I looked at Giddings. “I don’t know whether I feel like cooperating or not. I’ve been kicked around too much this evening.”
“Now, don’t hold anything up against Thad,” Sellers said. “Thad is just a good, two-fisted, square-shooting cop that maybe got you wrong earlier in the evening.”
“I haven’t heard him say so,” I said.
Giddings took a deep breath. “Maybe I got you wrong earlier in the evening, Lam,” he said.
The way he said it was like having all his teeth pulled.
“Come on,” I
told them, “let’s go.”
Chapter Twenty-One
It was two-thirty when the police cars slid up on the place at 9611 Sixty-first Street.
They did it in the most approved manner. They shut off the motors a block away and coasted up to the place. They used the emergency brakes to stop so the red brake light didn’t give forth a telltale glare. They got out without the slamming of car doors. They had a sledge hammer and a couple of curved bars to jimmy doors fast. One detail went around to the back of the house, and Sellers and Thad Giddings went to the front.
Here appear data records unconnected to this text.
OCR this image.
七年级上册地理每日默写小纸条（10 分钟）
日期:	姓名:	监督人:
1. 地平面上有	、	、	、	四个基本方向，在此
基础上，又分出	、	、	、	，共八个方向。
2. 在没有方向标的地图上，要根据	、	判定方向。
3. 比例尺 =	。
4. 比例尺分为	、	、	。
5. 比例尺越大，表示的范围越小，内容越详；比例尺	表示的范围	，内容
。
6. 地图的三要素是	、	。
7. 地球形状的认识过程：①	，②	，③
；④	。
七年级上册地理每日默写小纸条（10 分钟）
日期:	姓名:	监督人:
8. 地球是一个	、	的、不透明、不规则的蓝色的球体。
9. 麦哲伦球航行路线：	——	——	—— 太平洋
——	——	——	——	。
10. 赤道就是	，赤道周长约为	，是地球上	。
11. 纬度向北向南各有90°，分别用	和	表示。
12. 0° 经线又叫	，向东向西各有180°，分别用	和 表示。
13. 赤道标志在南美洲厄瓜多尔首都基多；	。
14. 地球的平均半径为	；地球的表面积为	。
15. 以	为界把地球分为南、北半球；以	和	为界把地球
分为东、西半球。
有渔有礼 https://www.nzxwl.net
After they’d been ringing the doorbell for a couple of minutes, a light came on inside the house and somebody inside the door said, “Who is it?”
“Police,” Sellers said. “We have a search warrant. Open up.”
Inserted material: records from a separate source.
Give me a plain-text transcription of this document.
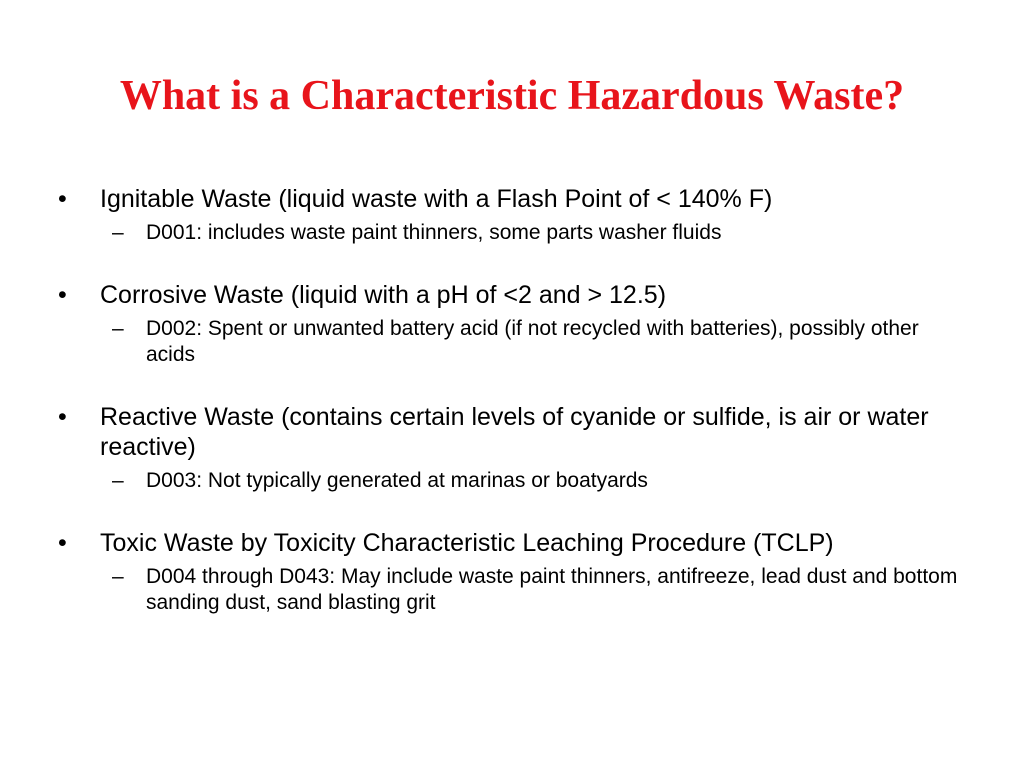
What is a Characteristic Hazardous Waste?
•	Ignitable Waste (liquid waste with a Flash Point of < 140% F)
– D001: includes waste paint thinners, some parts washer fluids
•	Corrosive Waste (liquid with a pH of <2 and > 12.5)
– D002: Spent or unwanted battery acid (if not recycled with batteries), possibly other acids
•	Reactive Waste (contains certain levels of cyanide or sulfide, is air or water reactive)
– D003: Not typically generated at marinas or boatyards
•	Toxic Waste by Toxicity Characteristic Leaching Procedure (TCLP)
– D004 through D043: May include waste paint thinners, antifreeze, lead dust and bottom sanding dust, sand blasting grit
“Hell, you’ve got nothing on us,” the voice said.
“Open up. We have a warrant,” Sellers said.
“You can’t have a warrant,” the voice said. “I haven’t done anything.”
“Open the door or we’ll break it down,” Sellers told him.
The door opened.
The tall man was standing there in athletic underwear and he was big. He even loomed half a head above Sellers.
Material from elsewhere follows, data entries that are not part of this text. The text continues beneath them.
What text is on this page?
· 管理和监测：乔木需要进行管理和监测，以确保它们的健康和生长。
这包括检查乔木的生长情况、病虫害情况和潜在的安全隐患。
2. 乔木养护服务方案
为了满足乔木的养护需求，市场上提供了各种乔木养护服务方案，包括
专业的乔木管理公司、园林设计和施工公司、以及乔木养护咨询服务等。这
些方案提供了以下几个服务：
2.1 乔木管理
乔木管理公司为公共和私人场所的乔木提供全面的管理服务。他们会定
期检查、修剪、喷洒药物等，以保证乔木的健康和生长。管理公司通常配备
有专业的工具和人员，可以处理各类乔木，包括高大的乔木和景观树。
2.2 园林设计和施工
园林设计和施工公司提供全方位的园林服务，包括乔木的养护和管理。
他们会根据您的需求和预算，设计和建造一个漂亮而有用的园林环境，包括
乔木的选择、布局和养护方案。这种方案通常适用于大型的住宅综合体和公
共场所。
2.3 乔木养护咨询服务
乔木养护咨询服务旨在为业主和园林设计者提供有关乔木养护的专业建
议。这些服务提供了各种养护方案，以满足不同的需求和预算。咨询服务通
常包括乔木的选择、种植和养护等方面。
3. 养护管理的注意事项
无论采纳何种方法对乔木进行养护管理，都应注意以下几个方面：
Giddings pushed me forward. “Ever see this guy before?” Sellers asked, directing a flashlight on the top of the porch so that both of our features were illuminated in a bounce light.
“I never saw the guy before in my life,” the big man said, “and I don’t intend to be rousted out at this hour of the night to answer questions. You guys can go roll your hoops. I’m clean, and—”
“Who says you’re clean?” Sellers interrupted. “Is this the guy, Donald?”
“That’s the guy,” I said, with conviction.
“I never saw that little sonofabitch in my life,” the big man protested.
“Okay, Ferguson,” Sellers told him, “we’re coming in. We’ve got a warrant. Who else is in here with you?”
“No one.”
About that time there was a commotion at the back and one of the men who had been detailed to watch the back door came in with a shorter individual who was wearing pants, shoes, coat and undershirt. He hadn’t even stopped to put on a shirt.
“We caught this guy taking a sneak out the back,” the officer said. “Look what he had in his coat pocket.”